Секретарь ЦК по идеологии, распекая меня за мой репортаж в «Лайфе» о Монголии, чем были возмущены, по его словам, «наши монгольские друзья», вдруг сварливо добавил:
— И с вашей женитьбой на англичанке вы тоже учудили. Надо же было до такого додуматься! Почему вы все время нарочито противопоставляете себя обществу, гусей дразните?!
Я встал и сказал:
— Это мать моих двух детей. Если вы немедленно не извинитесь, я сейчас же уйду.

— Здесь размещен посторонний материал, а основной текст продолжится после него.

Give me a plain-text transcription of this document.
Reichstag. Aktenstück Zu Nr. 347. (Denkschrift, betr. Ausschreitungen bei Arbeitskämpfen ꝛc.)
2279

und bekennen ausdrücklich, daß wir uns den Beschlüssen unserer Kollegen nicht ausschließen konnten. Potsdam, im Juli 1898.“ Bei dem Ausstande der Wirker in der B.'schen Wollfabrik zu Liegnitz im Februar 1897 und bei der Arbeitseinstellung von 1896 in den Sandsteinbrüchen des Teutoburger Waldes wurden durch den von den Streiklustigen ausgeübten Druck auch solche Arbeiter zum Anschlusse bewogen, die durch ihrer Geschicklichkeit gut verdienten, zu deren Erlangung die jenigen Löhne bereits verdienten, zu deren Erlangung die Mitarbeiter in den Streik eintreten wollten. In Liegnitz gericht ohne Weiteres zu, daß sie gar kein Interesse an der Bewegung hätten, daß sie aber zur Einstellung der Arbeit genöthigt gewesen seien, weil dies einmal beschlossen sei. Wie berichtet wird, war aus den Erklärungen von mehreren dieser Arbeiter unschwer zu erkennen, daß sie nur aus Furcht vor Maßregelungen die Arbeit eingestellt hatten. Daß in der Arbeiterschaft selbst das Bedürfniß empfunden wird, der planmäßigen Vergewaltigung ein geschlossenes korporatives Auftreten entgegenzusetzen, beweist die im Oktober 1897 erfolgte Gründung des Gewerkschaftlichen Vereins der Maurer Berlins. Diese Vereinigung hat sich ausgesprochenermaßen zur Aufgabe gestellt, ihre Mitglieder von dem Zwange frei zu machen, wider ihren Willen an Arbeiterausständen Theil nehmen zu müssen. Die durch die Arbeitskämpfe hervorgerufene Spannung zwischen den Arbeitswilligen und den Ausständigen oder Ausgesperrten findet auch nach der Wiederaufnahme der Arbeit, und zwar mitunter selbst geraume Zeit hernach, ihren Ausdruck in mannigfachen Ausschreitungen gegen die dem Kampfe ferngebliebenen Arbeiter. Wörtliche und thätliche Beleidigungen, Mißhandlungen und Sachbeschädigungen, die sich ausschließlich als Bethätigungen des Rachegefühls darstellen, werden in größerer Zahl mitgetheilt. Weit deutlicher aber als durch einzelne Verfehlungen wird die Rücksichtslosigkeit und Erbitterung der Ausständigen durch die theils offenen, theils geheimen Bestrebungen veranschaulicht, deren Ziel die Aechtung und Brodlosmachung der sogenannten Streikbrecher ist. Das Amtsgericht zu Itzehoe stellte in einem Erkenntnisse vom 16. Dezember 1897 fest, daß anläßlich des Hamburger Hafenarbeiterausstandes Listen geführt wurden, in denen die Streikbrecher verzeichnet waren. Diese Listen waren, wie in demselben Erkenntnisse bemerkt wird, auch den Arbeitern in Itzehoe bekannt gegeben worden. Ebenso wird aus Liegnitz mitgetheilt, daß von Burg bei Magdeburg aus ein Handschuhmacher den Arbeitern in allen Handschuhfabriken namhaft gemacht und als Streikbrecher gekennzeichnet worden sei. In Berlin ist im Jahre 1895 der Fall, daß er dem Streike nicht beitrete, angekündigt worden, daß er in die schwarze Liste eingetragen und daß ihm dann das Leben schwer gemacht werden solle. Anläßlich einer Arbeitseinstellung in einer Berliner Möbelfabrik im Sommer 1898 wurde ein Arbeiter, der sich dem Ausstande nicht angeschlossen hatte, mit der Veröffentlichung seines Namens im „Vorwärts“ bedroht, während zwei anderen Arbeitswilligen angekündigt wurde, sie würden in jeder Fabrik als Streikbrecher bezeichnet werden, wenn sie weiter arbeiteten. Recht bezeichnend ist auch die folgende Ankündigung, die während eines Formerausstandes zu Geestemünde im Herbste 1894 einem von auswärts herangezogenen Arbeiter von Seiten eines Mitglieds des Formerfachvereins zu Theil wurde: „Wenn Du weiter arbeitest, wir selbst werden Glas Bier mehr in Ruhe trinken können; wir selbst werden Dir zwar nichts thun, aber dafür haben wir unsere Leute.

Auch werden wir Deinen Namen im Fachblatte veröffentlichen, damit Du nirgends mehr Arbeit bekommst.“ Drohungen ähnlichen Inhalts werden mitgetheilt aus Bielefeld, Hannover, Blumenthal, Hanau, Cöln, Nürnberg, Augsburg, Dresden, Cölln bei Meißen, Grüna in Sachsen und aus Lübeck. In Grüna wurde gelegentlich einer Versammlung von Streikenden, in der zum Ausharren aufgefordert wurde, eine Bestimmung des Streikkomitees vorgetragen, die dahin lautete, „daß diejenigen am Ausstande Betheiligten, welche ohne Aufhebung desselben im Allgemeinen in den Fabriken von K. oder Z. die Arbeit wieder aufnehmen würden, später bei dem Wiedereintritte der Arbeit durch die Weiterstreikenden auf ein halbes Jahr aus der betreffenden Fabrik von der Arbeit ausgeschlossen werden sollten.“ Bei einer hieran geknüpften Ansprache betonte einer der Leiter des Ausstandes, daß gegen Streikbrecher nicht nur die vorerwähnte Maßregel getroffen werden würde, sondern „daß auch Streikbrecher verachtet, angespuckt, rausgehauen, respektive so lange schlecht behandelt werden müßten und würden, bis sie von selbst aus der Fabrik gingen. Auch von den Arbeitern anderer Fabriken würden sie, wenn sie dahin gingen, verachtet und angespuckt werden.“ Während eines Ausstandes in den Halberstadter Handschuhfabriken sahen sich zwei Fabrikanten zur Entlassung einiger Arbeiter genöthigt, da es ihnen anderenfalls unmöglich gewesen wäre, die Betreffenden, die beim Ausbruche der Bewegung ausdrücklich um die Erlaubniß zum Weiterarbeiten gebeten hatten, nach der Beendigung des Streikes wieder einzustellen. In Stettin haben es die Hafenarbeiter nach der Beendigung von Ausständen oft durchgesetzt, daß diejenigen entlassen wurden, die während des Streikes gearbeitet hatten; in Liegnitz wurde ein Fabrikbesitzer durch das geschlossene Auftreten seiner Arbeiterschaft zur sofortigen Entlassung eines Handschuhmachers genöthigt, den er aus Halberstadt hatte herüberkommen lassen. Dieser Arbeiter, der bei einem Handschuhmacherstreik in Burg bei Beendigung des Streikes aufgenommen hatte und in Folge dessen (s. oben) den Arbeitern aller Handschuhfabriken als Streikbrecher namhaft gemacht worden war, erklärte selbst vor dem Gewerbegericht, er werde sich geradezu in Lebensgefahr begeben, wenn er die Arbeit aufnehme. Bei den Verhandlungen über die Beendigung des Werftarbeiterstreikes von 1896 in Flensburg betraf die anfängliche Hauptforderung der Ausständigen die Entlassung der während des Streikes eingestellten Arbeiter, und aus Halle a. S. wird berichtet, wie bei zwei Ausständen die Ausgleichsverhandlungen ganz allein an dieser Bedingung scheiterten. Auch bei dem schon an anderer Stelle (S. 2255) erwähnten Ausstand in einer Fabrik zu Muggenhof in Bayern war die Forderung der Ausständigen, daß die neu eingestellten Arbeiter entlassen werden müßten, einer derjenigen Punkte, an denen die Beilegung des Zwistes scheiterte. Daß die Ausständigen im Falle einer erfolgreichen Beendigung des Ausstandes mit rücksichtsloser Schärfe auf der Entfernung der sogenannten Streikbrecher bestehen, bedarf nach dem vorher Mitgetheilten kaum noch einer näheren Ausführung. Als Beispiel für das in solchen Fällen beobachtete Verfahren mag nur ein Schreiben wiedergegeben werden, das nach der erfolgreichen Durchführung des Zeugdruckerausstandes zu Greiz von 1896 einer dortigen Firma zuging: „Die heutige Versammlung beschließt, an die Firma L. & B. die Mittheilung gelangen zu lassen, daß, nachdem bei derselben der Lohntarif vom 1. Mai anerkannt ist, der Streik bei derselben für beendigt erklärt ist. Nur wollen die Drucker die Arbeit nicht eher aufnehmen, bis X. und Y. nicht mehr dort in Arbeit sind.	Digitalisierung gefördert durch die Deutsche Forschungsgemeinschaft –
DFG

Он с торопливой гибкостью обнял меня за плечи, усадил:
— Ну, хорошо… Снимаю личный вопрос… Но гусей-то дразнить все-таки не надо… Ни монгольских, ни своих…
Гуси действительно пощипывали.
На выступлениях мне приходили записки такого рода: «Неужели в России мало достойных женщин, если вы выписали себе жену по объявлению из Англии? Этим вы оскорбили всех нас, ваших соотечественниц».
Никому из них и в голову не приходило, что я женился не на англичанке, а просто на женщине, которую люблю. Наверно, еще несколько поколений в России должно смениться, прежде чем люди начнут понимать, что те, кто любит, — всегда одной национальности. Но моя англичанка жила по мудрому правилу: забыть про тот мир, где тебя не любят, и жить только в том мире, где любишь ты и где любят тебя.
Ее обожали грузины и абхазы на берегу Черного моря в Гуль-рипше, где я строил свой единственный в жизни собственный дом из розового ткварчельского туфа, где своими руками — и она, и я — под руководством моего соседа Бичико нежно вкапывали в землю хрупкие мандариновые и апельсиновые саженцы, где она, смахивая бриллиантики пота со своего вздернутого носика брезентовой рабочей рукавицей, которую насквозь протерла садовая лопата, шепнула, обдав меня фиалковым всплеском своих лукавых глаз:
— It seems to me, английские розы очень подойдут к фейхоа of Gulripsh[6]А когда я уехал в плаванье на Колыму, поручив ей доставать мебель для гульрипшского дома, то где-то в Синегорье, за десять тысяч километров, меня нашла ее почти отчаявшаяся, но веселая телеграмма: «Борюсь с мебелем. Люблю».
В Сванетии она попросила коня, легко вбросила свое тело в седло, полетела на нем через расщелины гор, как на Мерани, с черным хвостом, дымящимся на ветру, словно черный факел. Ошалевшие от удивления сваны не могли ее догнать и, по-джентльменски признавая первенство этой неповторимой англичанки, восторженно бросали в воздух свои шерстяные, с черными кисточками шапки, из которых, как вскоре выяснилось, прекрасно можно пить — и даже шампанское. Ей даже подарили гору и сказали, что она ее может забрать, когда захочет.